All functions are available at the top level: trnfft.fft(), trnfft.ifft(), etc.

1D transforms

fft(input, n=None)

1-D discrete Fourier Transform along the last dimension.

  • input: torch.Tensor or ComplexTensor
  • n: Output size (zero-pads or truncates input). Default: input size.
  • Returns: ComplexTensor

ifft(input, n=None)

1-D inverse DFT. Same signature as fft.

rfft(input, n=None)

1-D FFT of a real signal, returning only positive frequencies (N//2 + 1 bins).

  • input: torch.Tensor (real-valued)
  • Returns: ComplexTensor with shape (..., N//2 + 1)

irfft(input, n=None)

Inverse of rfft. Reconstructs full spectrum via Hermitian symmetry.

  • input: ComplexTensor (positive frequencies)
  • n: Output signal length. Default: 2 * (input.shape[-1] - 1)
  • Returns: torch.Tensor (real-valued)

N-D transforms

fft2(input, s=None)

2-D FFT along the last two dimensions. Delegates to fftn.

fftn(input, s=None, dim=None)

N-D FFT along specified dimensions.

  • s: Output sizes per dimension (tuple)
  • dim: Dimensions to transform (tuple). Default: all dimensions.
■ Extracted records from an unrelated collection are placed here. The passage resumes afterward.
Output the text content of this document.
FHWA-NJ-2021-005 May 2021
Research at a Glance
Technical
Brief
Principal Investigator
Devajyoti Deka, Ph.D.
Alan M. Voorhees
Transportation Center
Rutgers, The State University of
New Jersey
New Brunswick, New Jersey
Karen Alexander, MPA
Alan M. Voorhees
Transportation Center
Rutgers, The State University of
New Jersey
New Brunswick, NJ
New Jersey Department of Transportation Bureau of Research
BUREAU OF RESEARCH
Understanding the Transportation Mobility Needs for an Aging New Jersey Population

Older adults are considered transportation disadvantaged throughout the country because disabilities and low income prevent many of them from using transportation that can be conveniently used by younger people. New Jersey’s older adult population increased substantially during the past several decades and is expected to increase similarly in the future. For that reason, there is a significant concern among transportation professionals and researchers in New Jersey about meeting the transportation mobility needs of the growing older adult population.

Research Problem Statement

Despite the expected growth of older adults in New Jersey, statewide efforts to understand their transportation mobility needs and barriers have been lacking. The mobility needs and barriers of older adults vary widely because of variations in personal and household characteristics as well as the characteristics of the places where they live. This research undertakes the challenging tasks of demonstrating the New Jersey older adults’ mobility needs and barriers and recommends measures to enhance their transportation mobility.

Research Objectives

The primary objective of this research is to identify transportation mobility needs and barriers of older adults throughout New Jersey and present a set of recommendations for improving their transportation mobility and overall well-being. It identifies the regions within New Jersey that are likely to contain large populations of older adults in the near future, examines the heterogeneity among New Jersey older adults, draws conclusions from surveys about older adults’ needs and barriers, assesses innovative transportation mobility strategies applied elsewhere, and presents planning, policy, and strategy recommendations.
ifftn(input, s=None, dim=None)

N-D inverse FFT. Same signature as fftn.

Time-frequency

stft(input, n_fft, hop_length=None, win_length=None, window=None, center=True, pad_mode="reflect", normalized=False, onesided=True)
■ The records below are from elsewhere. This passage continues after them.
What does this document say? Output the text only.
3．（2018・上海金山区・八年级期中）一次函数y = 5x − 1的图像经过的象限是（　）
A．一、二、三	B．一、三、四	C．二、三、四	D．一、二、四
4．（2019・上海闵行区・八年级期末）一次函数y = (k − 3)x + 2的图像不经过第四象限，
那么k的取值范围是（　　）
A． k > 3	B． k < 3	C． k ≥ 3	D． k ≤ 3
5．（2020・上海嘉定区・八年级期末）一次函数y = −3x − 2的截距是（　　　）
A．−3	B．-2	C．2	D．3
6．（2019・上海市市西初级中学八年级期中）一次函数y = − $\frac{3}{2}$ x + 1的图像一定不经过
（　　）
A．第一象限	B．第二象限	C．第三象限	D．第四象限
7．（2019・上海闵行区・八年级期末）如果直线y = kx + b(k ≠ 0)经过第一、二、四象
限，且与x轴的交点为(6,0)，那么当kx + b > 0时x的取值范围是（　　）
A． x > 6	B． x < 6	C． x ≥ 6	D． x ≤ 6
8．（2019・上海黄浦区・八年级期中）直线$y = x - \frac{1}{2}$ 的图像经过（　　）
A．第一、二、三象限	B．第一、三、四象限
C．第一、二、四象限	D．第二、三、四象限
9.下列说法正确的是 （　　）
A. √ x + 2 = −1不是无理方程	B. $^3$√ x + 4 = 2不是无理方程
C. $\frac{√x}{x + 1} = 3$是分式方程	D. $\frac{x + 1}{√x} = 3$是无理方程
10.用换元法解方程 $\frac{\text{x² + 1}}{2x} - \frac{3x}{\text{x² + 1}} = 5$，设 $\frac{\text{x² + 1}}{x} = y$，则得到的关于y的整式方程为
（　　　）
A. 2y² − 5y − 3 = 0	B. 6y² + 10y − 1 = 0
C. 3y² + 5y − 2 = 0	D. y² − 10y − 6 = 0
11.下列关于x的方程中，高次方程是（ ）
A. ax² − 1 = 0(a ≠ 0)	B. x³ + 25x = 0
Short-time Fourier Transform. Matches torch.stft signature.

  • Returns: ComplexTensor with shape (..., freq_bins, num_frames)

istft(input, n_fft, hop_length=None, win_length=None, window=None, center=True, normalized=False, onesided=True, length=None)
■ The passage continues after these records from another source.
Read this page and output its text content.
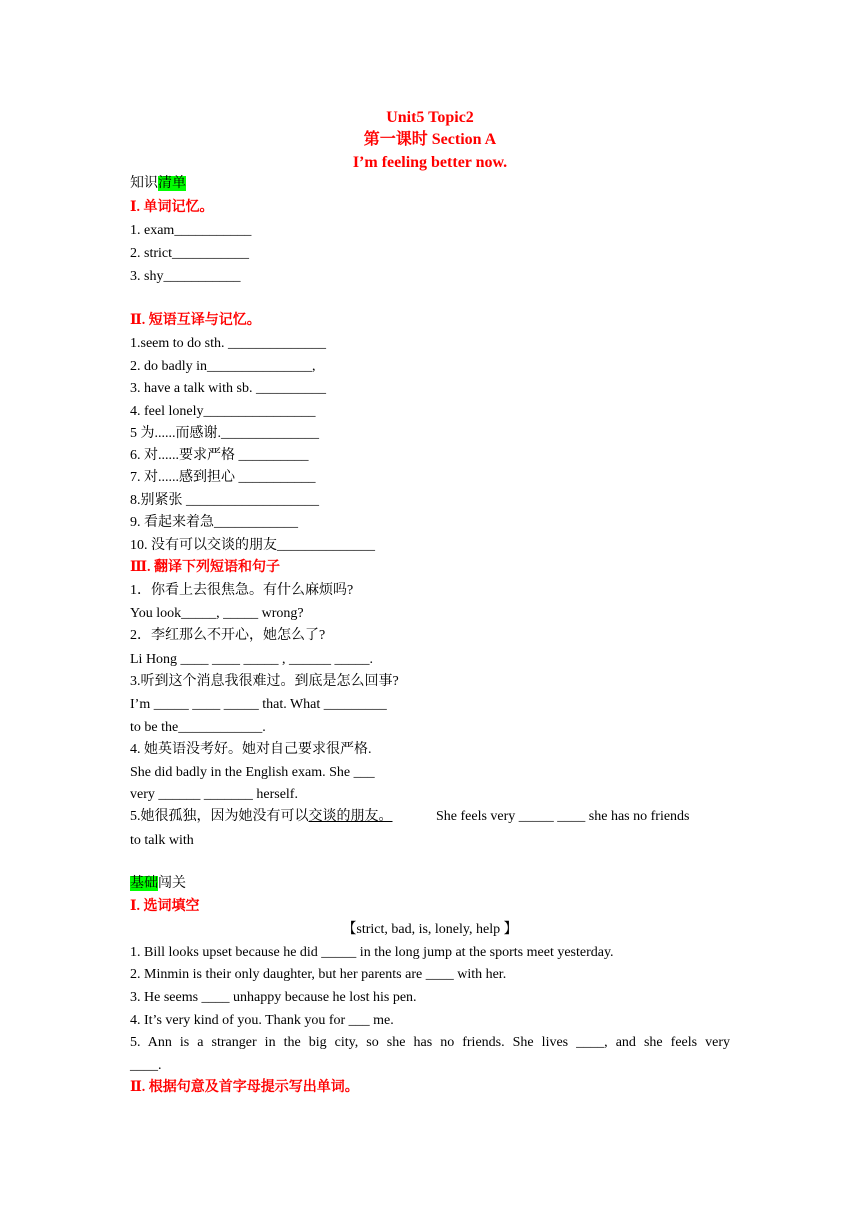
Unit5 Topic2
第一课时 Section A
I’m feeling better now.
知识清单
Ⅰ. 单词记忆。
1. exam___________
2. strict___________
3. shy___________
Ⅱ. 短语互译与记忆。
1.seem to do sth. ______________
2. do badly in_______________,
3. have a talk with sb. __________
4. feel lonely________________
5 为......而感谢.______________
6. 对......要求严格 __________
7. 对......感到担心 ___________
8.别紧张 ___________________
9. 看起来着急____________
10. 没有可以交谈的朋友______________
Ⅲ. 翻译下列短语和句子
1．你看上去很焦急。有什么麻烦吗?
You look_____, _____ wrong?
2．李红那么不开心，她怎么了?
Li Hong ____ ____ _____ , ______ _____.
3.听到这个消息我很难过。到底是怎么回事?
I’m _____ ____ _____ that. What _________
to be the____________.
4. 她英语没考好。她对自己要求很严格.
She did badly in the English exam. She ___
very ______ _______ herself.
5.她很孤独，因为她没有可以交谈的朋友。	She feels very _____ ____ she has no friends
to talk with
基础闯关
Ⅰ. 选词填空
【strict, bad, is, lonely, help 】
1. Bill looks upset because he did _____ in the long jump at the sports meet yesterday.
2. Minmin is their only daughter, but her parents are ____ with her.
3. He seems ____ unhappy because he lost his pen.
4. It’s very kind of you. Thank you for ___ me.
5. Ann is a stranger in the big city, so she has no friends. She lives ____, and she feels very
____.
Ⅱ. 根据句意及首字母提示写出单词。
Inverse STFT via overlap-add reconstruction.

  • length: Exact output length (truncates or pads).
  • Returns: torch.Tensor (real-valued)

Algorithms

  • Power-of-2 sizes: Cooley-Tukey radix-2 (iterative, decimation-in-time)
  • Arbitrary sizes: Bluestein's chirp-z transform (pads to power-of-2, 3 FFTs)
  • Plan caching: Plans are cached by (size, inverse) — first call computes, subsequent calls reuse.